Plaintiff has alleged (1) a clear and unambiguous promise – that defendant would not foreclose for 30 days after he received written notice from them, and that after receiving the letter on 10/18/10 they foreclosed 2 days later. This is sufficient to state a claim for promissory estoppel and promissory fraud. (Beck v. American Health Group Internat. Inc., (1989) 21 Cal.App.3d 1555, 1563.)

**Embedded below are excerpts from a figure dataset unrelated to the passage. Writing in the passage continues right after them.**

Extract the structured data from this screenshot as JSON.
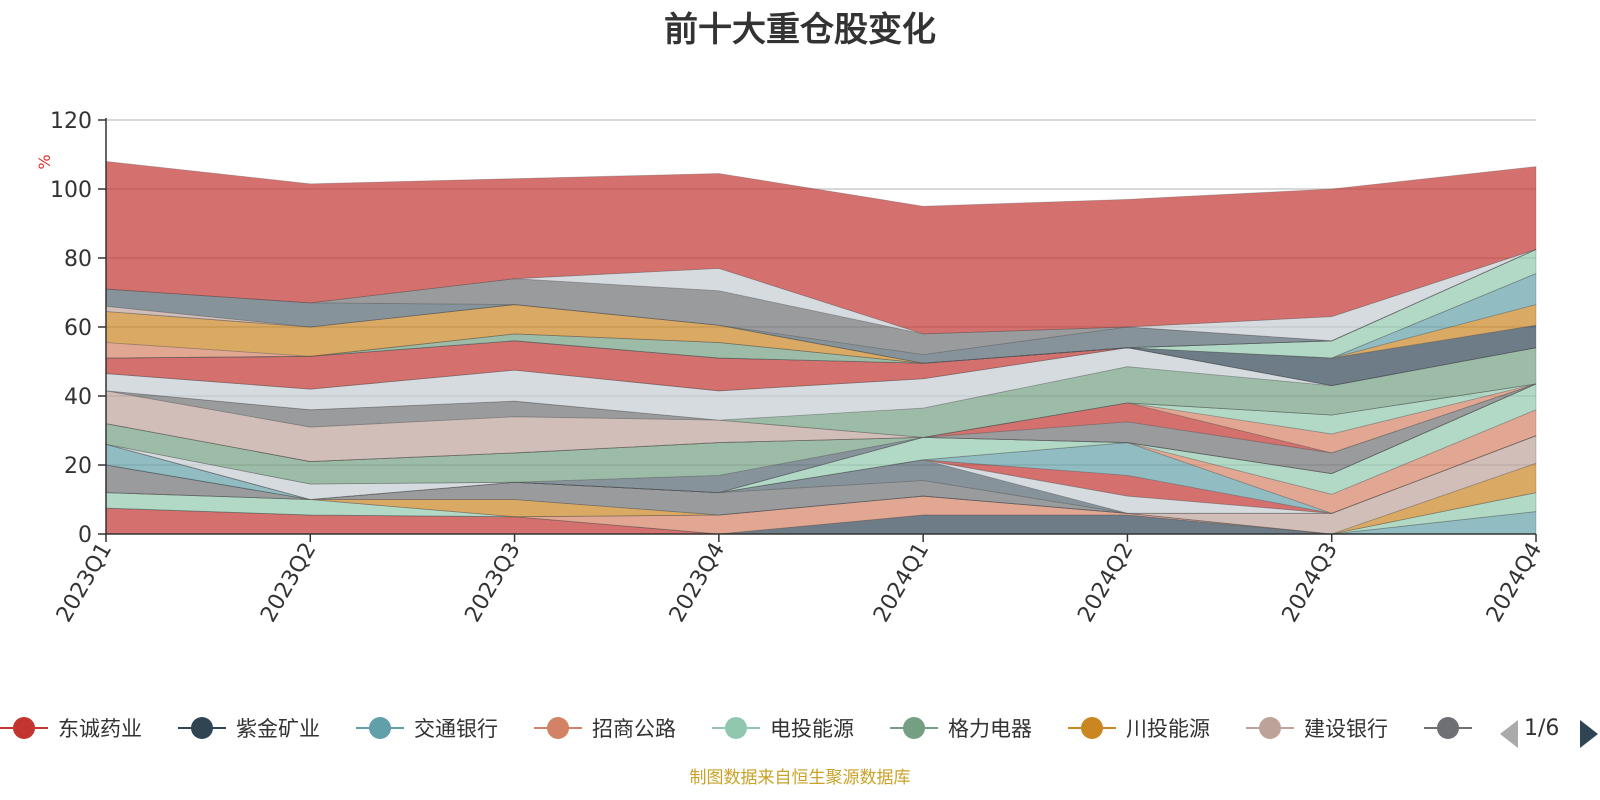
{
  "title": "前十大重仓股变化",
  "source_note": "制图数据来自恒生聚源数据库",
  "legend": {
    "items": [
      {
        "name": "东诚药业",
        "color": "#c23531"
      },
      {
        "name": "紫金矿业",
        "color": "#2f4554"
      },
      {
        "name": "交通银行",
        "color": "#61a0a8"
      },
      {
        "name": "招商公路",
        "color": "#d48265"
      },
      {
        "name": "电投能源",
        "color": "#91c7ae"
      },
      {
        "name": "格力电器",
        "color": "#749f83"
      },
      {
        "name": "川投能源",
        "color": "#ca8622"
      },
      {
        "name": "建设银行",
        "color": "#bda29a"
      },
      {
        "name": "",
        "color": "#6e7074"
      }
    ],
    "page_text": "1/6",
    "prev_color": "#aaaaaa",
    "next_color": "#2f4554"
  },
  "chart_data": {
    "type": "area",
    "stacked": true,
    "title": "前十大重仓股变化",
    "ylabel": "%",
    "ylim": [
      0,
      120
    ],
    "yticks": [
      0,
      20,
      40,
      60,
      80,
      100,
      120
    ],
    "categories": [
      "2023Q1",
      "2023Q2",
      "2023Q3",
      "2023Q4",
      "2024Q1",
      "2024Q2",
      "2024Q3",
      "2024Q4"
    ],
    "grid": true,
    "legend_position": "bottom",
    "layers": [
      {
        "color": "#c23531",
        "values": [
          7.5,
          5.5,
          5,
          0,
          0,
          0,
          0,
          0
        ]
      },
      {
        "color": "#2f4554",
        "values": [
          0,
          0,
          0,
          0,
          5.5,
          5.5,
          0,
          0
        ]
      },
      {
        "color": "#61a0a8",
        "values": [
          0,
          0,
          0,
          0,
          0,
          0,
          0,
          6.5
        ]
      },
      {
        "color": "#d48265",
        "values": [
          0,
          0,
          0,
          5.5,
          5.5,
          0.5,
          0,
          0
        ]
      },
      {
        "color": "#91c7ae",
        "values": [
          4.5,
          4.5,
          0,
          0,
          0,
          0,
          0,
          5.5
        ]
      },
      {
        "color": "#749f83",
        "values": [
          0,
          0,
          0,
          0,
          0,
          0,
          0,
          0
        ]
      },
      {
        "color": "#ca8622",
        "values": [
          0,
          0,
          5,
          0,
          0,
          0,
          0,
          8.5
        ]
      },
      {
        "color": "#bda29a",
        "values": [
          0,
          0,
          0,
          0,
          0,
          0,
          6,
          8
        ]
      },
      {
        "color": "#6e7074",
        "values": [
          8,
          0,
          5,
          6.5,
          4.5,
          0,
          0,
          0
        ]
      },
      {
        "color": "#546570",
        "values": [
          0,
          0,
          0,
          0,
          6,
          0,
          0,
          0
        ]
      },
      {
        "color": "#c4ccd3",
        "values": [
          0,
          0,
          0,
          0,
          0,
          5,
          0,
          0
        ]
      },
      {
        "color": "#c23531",
        "values": [
          0,
          0,
          0,
          0,
          0,
          6,
          0,
          0
        ]
      },
      {
        "color": "#61a0a8",
        "values": [
          6,
          0,
          0,
          0,
          0,
          9.5,
          0,
          0
        ]
      },
      {
        "color": "#d48265",
        "values": [
          0,
          0,
          0,
          0,
          0,
          0,
          5.5,
          7.5
        ]
      },
      {
        "color": "#91c7ae",
        "values": [
          0,
          0,
          0,
          0,
          6.5,
          0,
          6,
          7.5
        ]
      },
      {
        "color": "#749f83",
        "values": [
          0,
          0,
          0,
          0,
          0,
          0,
          0,
          0
        ]
      },
      {
        "color": "#c4ccd3",
        "values": [
          0,
          4.5,
          0,
          0,
          0,
          0,
          0,
          0
        ]
      },
      {
        "color": "#546570",
        "values": [
          0,
          0,
          0,
          5,
          0,
          0,
          0,
          0
        ]
      },
      {
        "color": "#749f83",
        "values": [
          6,
          6.5,
          8.5,
          9.5,
          0,
          0,
          0,
          0
        ]
      },
      {
        "color": "#6e7074",
        "values": [
          0,
          0,
          0,
          0,
          0,
          6,
          6,
          0
        ]
      },
      {
        "color": "#c23531",
        "values": [
          0,
          0,
          0,
          0,
          0,
          5.5,
          0,
          0
        ]
      },
      {
        "color": "#d48265",
        "values": [
          0,
          0,
          0,
          0,
          0,
          0,
          5.5,
          0
        ]
      },
      {
        "color": "#91c7ae",
        "values": [
          0,
          0,
          0,
          0,
          0,
          0,
          5.5,
          0
        ]
      },
      {
        "color": "#bda29a",
        "values": [
          9.5,
          10,
          10.5,
          6.5,
          0,
          0,
          0,
          0
        ]
      },
      {
        "color": "#6e7074",
        "values": [
          0,
          5,
          4.5,
          0,
          0,
          0,
          0,
          0
        ]
      },
      {
        "color": "#749f83",
        "values": [
          0,
          0,
          0,
          0,
          8.5,
          10.5,
          8.5,
          10.5
        ]
      },
      {
        "color": "#c4ccd3",
        "values": [
          5,
          6,
          9,
          8.5,
          8.5,
          5.5,
          0,
          0
        ]
      },
      {
        "color": "#6e7074",
        "values": [
          0,
          0,
          0,
          0,
          0,
          0,
          0,
          0
        ]
      },
      {
        "color": "#c23531",
        "values": [
          4.5,
          9.5,
          8.5,
          9.5,
          4.5,
          0,
          0,
          0
        ]
      },
      {
        "color": "#2f4554",
        "values": [
          0,
          0,
          0,
          0,
          0,
          0,
          8,
          6.5
        ]
      },
      {
        "color": "#ca8622",
        "values": [
          0,
          0,
          0,
          0,
          0,
          0,
          0,
          6
        ]
      },
      {
        "color": "#61a0a8",
        "values": [
          0,
          0,
          0,
          0,
          0,
          0,
          0,
          9
        ]
      },
      {
        "color": "#749f83",
        "values": [
          0,
          0,
          2,
          4.5,
          0,
          0,
          0,
          0
        ]
      },
      {
        "color": "#91c7ae",
        "values": [
          0,
          0,
          0,
          0,
          0,
          0,
          5,
          7
        ]
      },
      {
        "color": "#d48265",
        "values": [
          4.5,
          0,
          0,
          0,
          0,
          0,
          0,
          0
        ]
      },
      {
        "color": "#ca8622",
        "values": [
          9,
          8.5,
          8.5,
          5,
          0,
          0,
          0,
          0
        ]
      },
      {
        "color": "#c4ccd3",
        "values": [
          0,
          0,
          0,
          0,
          0,
          0,
          0,
          0
        ]
      },
      {
        "color": "#bda29a",
        "values": [
          1.5,
          0,
          0,
          0,
          0,
          0,
          0,
          0
        ]
      },
      {
        "color": "#546570",
        "values": [
          5,
          7,
          0,
          0,
          2.5,
          6,
          0,
          0
        ]
      },
      {
        "color": "#6e7074",
        "values": [
          0,
          0,
          7.5,
          10,
          6,
          0,
          0,
          0
        ]
      },
      {
        "color": "#c4ccd3",
        "values": [
          0,
          0,
          0,
          6.5,
          0,
          0,
          7,
          0
        ]
      },
      {
        "color": "#c23531",
        "values": [
          37,
          34.5,
          29,
          27.5,
          37,
          37,
          37,
          24
        ]
      }
    ]
  }
}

4th Cause of Action – Breach of Oral Contract and 5th Cause of Action – Breach of Implied Covenant of Good Faith and Fair Dealing
Plaintiff again relies on the same promise by Wells Fargo as that being an oral agreement which he claims they breached. The allegations do not constitute an oral agreement. There was no consideration on plaintiff’s part for defendant’s promise that it would not foreclose until 30 days after it gave plaintiff written notice. Further there were no terms or conditions for plaintiff to perform. This is at most claims for misrepresentation or promissory estoppel, but there clearly is no formation of any oral contract.
Because there is no oral contract, there can be no breach of an implied covenant of good faith and fair dealing.
6th Cause of Action – Violation of B&P Code § 17200
Generally the viability of the claim depends upon whether the underlying causes of action withstand scrutiny. (E.g., Boschman v. Home Loan Center, Inc. (2011) 198 Cal.App.4th 230, 254 (federal TILA claim provides a predicate law violation for a claim for unfair business practices, even though plaintiffs do not expressly allege such violations); Sullivan v. JP Morgan Chase Bank, NA (E.D.Cal. 2010) 2010 WL 2643311, 8 (plaintiffs sufficiently pled a claim under Business and Professions Code Section 17200 based upon sufficient TILA and negligence claims serving as the predicate acts);
Here, plaintiff has alleged fraud claims against defendant. This is sufficient to support the wrongful business practices prong of the claim. Particularity is not required. (Quelimane Co. Inc. v. Stewart Title Guar. Co. (1998) 19 Cal.4th 26, 47.) Lastly, the claim is not duplicative because it seeks different remedies based on a multiplicity of wrongs.